🤖 AI Summary
This work addresses the challenge of efficiently implementing the ORDER BY operator in large language models (LLMs). We propose the first LLM-specific sorting logic abstraction and unified evaluation framework. Methodologically, we introduce a consensus-based batching strategy, a majority-voting-driven pairwise comparison mechanism, and a bidirectional external merge sort tailored to LLM inference characteristics; these are augmented with value-based sorting and batch-size adaptation, and rigorously evaluated on models including GPT-4o.
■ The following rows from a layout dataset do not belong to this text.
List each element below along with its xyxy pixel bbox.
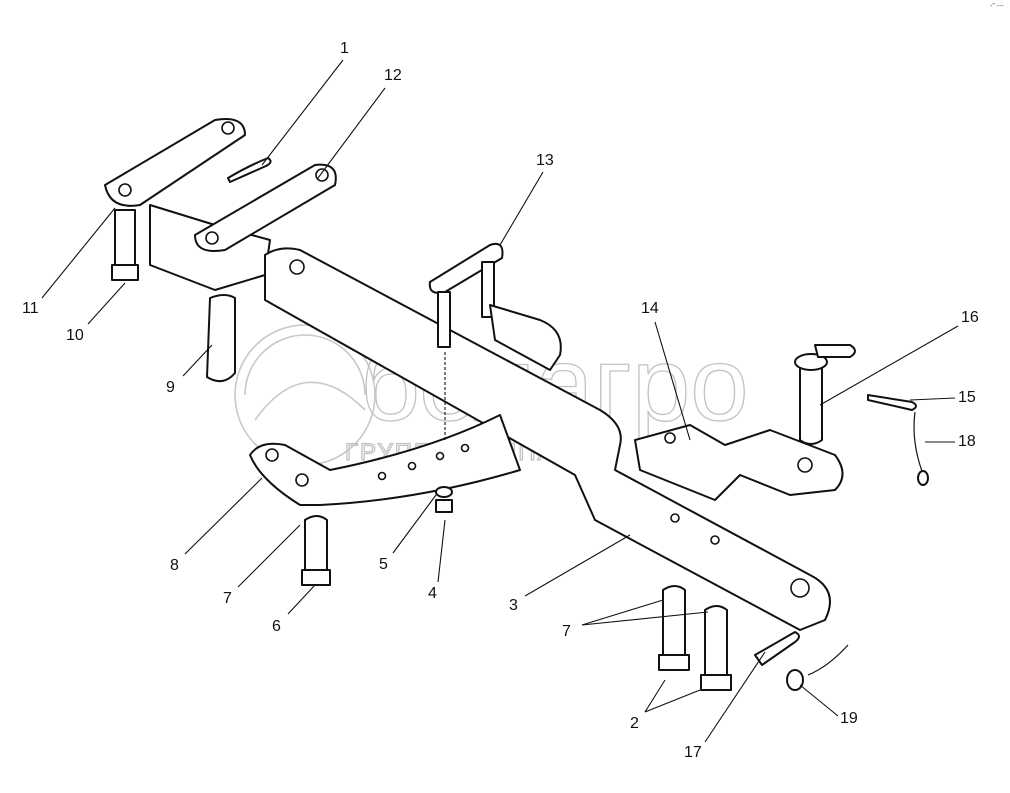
callout-label-16: 16 [961, 309, 979, 326]
leader-line [704, 651, 766, 743]
bolts-and-fasteners [301, 394, 929, 691]
callout-label-5: 5 [379, 556, 388, 573]
callout-label-14: 14 [641, 300, 659, 317]
leader-line [87, 282, 126, 325]
callout-label-8: 8 [170, 557, 179, 574]
callout-label-1: 1 [340, 40, 349, 57]
callout-label-18: 18 [958, 433, 976, 450]
callout-label-13: 13 [536, 152, 554, 169]
leader-line [581, 599, 664, 626]
callout-labels: 1 12 13 11 10 9 8 7 6 5 4 3 14 16 15 18 7 2 17 19 [22, 40, 979, 761]
callout-label-17: 17 [684, 744, 702, 761]
leader-line [524, 534, 631, 597]
leader-line [819, 325, 959, 406]
callout-label-2: 2 [630, 715, 639, 732]
hitch-block [634, 424, 844, 501]
leader-line [392, 494, 437, 554]
leader-line [437, 519, 446, 583]
leader-line [184, 477, 263, 555]
clamp-u-bolt [428, 242, 562, 440]
callout-label-4: 4 [428, 585, 437, 602]
leader-line [909, 397, 956, 401]
callout-label-7: 7 [562, 623, 571, 640]
leader-line [182, 344, 213, 377]
leader-line [317, 87, 386, 179]
callout-label-10: 10 [66, 327, 84, 344]
leader-line [644, 689, 701, 713]
leader-line [41, 207, 116, 299]
leader-line [287, 584, 316, 615]
callout-label-12: 12 [384, 67, 402, 84]
leader-line [654, 321, 691, 441]
callout-label-7: 7 [223, 590, 232, 607]
callout-label-11: 11 [22, 300, 39, 317]
corner-mark: -" --- [990, 3, 1004, 10]
callout-label-19: 19 [840, 710, 858, 727]
callout-label-3: 3 [509, 597, 518, 614]
sector-plate [249, 414, 521, 506]
callout-label-6: 6 [272, 618, 281, 635]
leader-line [581, 611, 709, 626]
leader-line [237, 524, 301, 588]
hitch-pin [794, 344, 856, 445]
drawbar [264, 247, 831, 631]
leader-line [499, 171, 544, 246]
leader-line [644, 679, 666, 713]
callout-label-9: 9 [166, 379, 175, 396]
callout-label-15: 15 [958, 389, 976, 406]
leader-line [799, 684, 839, 717]
leader-line [261, 59, 344, 166]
Experiments across multiple datasets and models demonstrate significant improvements in both sorting accuracy and throughput efficiency. Moreover, we uncover, for the first time, a logarithmic-linear trade-off between computational cost and sorting quality—enabling superior cost–quality balance. Our framework establishes foundational principles for scalable, accurate, and efficient sorting in LLM-driven database systems.
📝 Abstract
We present the LLM ORDER BY operator as a logical abstraction and study its physical implementations within a unified evaluation framework. Our experiments show that no single approach is universally optimal, with effectiveness depending on query characteristics and data. We introduce three new designs: an agreement-based batch-size policy, a majority voting mechanism for pairwise sorting, and a two-way external merge sort adapted for LLMs. With extensive experiments, our agreement-based procedure is effective at determining batch size for value-based methods, the majority-voting mechanism consistently strengthens pairwise comparisons on GPT-4o, and external merge sort achieves high accuracy-efficiency trade-offs across datasets and models. We further observe a log-linear scaling between compute cost and ordering quality, offering the first step toward principled cost models for LLM powered data systems.